Take the natural logarithm of both sides to solve for \(t\):\[ \ln(0.10) = \ln\left(\left( \frac{1}{2} \right)^{\frac{t}{12.33}}\right) \]Using the logarithm power rule:\[ \ln(0.10) = \frac{t}{12.33} \times \ln\left(\frac{1}{2}\right) \]Solve for \(t\):\[ t = \frac{\ln(0.10)}{\ln(0.5)} \times 12.33 \]

Calculate the Result

Calculate \( t \) by evaluating the expression:\[ t = \frac{\ln(0.10)}{\ln(0.5)} \times 12.33 \approx 41 \text{ years} \]

Key concepts

Half-Life Calculation

In the world of radioactive decay, the term **half-life** plays a crucial role. It refers to the time required for half of the radioactive substance in a sample to decay. This concept is especially helpful when dealing with isotopes like tritium in our exercise. Imagine you have a certain amount of a radioactive substance. After one half-life period, only half of the original amount remains.

To calculate the age of an object using half-life, you can apply the decay formula:

• \(N = N_0 \times \left( \frac{1}{2} \right)^{\frac{t}{t_{1/2}}} \), where \(N\) is the remaining substance, \(N_0\) is the original amount, \(t\) is the time elapsed, and \(t_{1/2}\) is the half-life.
• For the exercise, where tritium has a half-life of 12.33 years, this equation allowed us to find how much time it took for the radiation to drop to 10% of its original level.

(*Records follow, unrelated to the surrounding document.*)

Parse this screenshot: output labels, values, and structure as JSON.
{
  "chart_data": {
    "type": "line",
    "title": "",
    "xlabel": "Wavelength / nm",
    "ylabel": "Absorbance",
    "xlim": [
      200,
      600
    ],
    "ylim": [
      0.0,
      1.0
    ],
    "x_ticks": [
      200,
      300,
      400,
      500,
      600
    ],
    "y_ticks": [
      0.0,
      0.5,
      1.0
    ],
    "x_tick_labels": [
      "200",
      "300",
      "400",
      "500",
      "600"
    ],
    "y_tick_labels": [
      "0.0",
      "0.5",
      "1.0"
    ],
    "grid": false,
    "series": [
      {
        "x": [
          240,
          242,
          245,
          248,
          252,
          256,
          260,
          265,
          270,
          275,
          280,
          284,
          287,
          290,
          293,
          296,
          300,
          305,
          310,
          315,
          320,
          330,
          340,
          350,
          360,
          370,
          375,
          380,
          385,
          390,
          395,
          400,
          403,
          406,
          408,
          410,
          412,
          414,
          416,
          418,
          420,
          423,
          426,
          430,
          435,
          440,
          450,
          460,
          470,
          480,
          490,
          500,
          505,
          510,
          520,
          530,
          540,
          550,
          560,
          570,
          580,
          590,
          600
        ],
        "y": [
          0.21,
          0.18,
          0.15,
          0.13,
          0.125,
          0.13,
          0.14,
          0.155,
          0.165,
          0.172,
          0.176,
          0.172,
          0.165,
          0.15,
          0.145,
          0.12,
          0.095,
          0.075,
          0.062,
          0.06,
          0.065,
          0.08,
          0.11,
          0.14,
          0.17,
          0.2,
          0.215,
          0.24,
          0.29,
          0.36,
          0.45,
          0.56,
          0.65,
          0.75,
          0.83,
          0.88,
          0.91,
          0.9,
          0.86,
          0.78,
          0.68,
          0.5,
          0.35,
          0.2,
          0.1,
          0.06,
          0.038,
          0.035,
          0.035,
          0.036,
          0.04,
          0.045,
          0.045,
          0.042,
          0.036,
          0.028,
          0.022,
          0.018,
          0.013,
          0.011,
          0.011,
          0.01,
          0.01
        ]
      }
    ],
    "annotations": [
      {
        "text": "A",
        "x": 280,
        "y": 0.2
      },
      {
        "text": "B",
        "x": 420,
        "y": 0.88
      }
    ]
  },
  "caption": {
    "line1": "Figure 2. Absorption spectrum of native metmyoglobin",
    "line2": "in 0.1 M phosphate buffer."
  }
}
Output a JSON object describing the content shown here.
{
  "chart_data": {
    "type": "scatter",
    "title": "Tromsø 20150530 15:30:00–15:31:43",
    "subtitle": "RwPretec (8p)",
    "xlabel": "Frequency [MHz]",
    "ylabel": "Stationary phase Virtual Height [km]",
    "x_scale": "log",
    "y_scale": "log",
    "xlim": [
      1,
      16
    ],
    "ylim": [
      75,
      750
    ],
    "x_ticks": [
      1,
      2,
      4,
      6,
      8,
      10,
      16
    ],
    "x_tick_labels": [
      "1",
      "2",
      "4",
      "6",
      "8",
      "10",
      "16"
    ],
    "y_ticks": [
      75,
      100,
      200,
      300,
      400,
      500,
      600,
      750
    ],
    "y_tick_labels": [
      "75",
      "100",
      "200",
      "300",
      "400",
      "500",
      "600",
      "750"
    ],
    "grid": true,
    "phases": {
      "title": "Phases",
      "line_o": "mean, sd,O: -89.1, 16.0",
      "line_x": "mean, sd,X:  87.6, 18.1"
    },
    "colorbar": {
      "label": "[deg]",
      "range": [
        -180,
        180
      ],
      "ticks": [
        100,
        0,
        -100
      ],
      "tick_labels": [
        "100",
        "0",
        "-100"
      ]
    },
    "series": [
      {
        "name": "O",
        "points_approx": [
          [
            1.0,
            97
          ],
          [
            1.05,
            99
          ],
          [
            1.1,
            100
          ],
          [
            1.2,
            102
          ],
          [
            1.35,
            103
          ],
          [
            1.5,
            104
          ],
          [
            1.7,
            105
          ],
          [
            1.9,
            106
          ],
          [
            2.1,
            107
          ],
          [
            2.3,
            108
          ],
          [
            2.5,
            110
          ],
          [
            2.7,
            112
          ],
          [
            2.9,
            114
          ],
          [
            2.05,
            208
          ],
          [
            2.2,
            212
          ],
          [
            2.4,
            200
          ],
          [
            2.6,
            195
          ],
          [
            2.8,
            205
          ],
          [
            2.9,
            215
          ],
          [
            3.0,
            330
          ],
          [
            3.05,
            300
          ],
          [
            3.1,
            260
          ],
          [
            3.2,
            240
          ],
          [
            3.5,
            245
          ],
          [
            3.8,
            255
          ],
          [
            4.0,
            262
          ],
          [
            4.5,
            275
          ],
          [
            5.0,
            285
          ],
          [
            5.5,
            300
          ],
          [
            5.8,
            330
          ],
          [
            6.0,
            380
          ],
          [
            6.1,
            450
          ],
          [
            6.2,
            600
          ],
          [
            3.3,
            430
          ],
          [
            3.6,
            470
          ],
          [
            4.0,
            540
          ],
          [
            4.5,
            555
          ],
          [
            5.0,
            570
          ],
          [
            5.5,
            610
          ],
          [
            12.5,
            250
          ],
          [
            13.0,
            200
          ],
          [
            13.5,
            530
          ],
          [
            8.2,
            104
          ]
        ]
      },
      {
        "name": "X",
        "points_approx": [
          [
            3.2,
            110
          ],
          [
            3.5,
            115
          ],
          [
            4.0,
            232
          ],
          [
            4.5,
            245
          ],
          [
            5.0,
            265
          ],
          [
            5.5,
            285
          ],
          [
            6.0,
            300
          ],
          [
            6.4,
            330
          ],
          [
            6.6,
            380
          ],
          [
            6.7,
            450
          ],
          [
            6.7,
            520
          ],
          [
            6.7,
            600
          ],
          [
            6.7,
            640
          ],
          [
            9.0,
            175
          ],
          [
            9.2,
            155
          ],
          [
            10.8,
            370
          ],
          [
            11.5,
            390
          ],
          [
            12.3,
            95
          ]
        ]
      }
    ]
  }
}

Understanding half-life calculations is key to dating ancient objects, helping archaeologists, and researchers measure the age of artifacts accurately.

Tritium Decay

Tritium, or \( {}^{3}_{1} \text{H} \), is a radioactive isotope of hydrogen. It occurs naturally in the environment and can also be produced by nuclear reactions. Its half-life of 12.33 years means it's suitable for studying processes that happen over decades.

In tritium decay, nuclei of tritium spontaneously change by emitting a beta particle. This transformation reduces its quantity over time. As shown in the exercise, even though only 10% of tritium was left in the wine bottle, we could use its known decay properties to accurately determine how many years had passed since the wine was produced.

Knowing about tritium decay is not only useful for scientific exercises like this but is critical in fields such as

• environmental monitoring, where tracking tritium can help assess contamination levels, and
• hydrology, for tracking the movements of water masses.

Radiocarbon Dating

Radiocarbon dating is a scientific method used to determine the age of an artifact or fossil. It relies on the principle of radioactive decay and the concept of half-life, often involving isotopes like carbon-14, but in some cases, other suitable isotopes like tritium can be used. This dating technique is invaluable for archaeologists and geologists when dating organic materials from ancient times.

By measuring the remaining amount of the radioactive isotope and factoring in its decay rate (half-life), scientists can backtrack and estimate when the organism was alive. In our exercise, this method of understanding decay was applied to calculate the age of a bottle of wine based on the amount of tritium left.

Radiocarbon dating is reliable because:

• It considers known decay rates, precisely balancing the calculations.
• Standard tables and formulas provide a consistent method of determining the elapsed time.
• Its use is widely accepted in fields such as archaeology and earth sciences.

Mastering radiocarbon dating principles allows for a better understanding of how scientists piece together Earth's history and reconstruct past climates and ecosystems.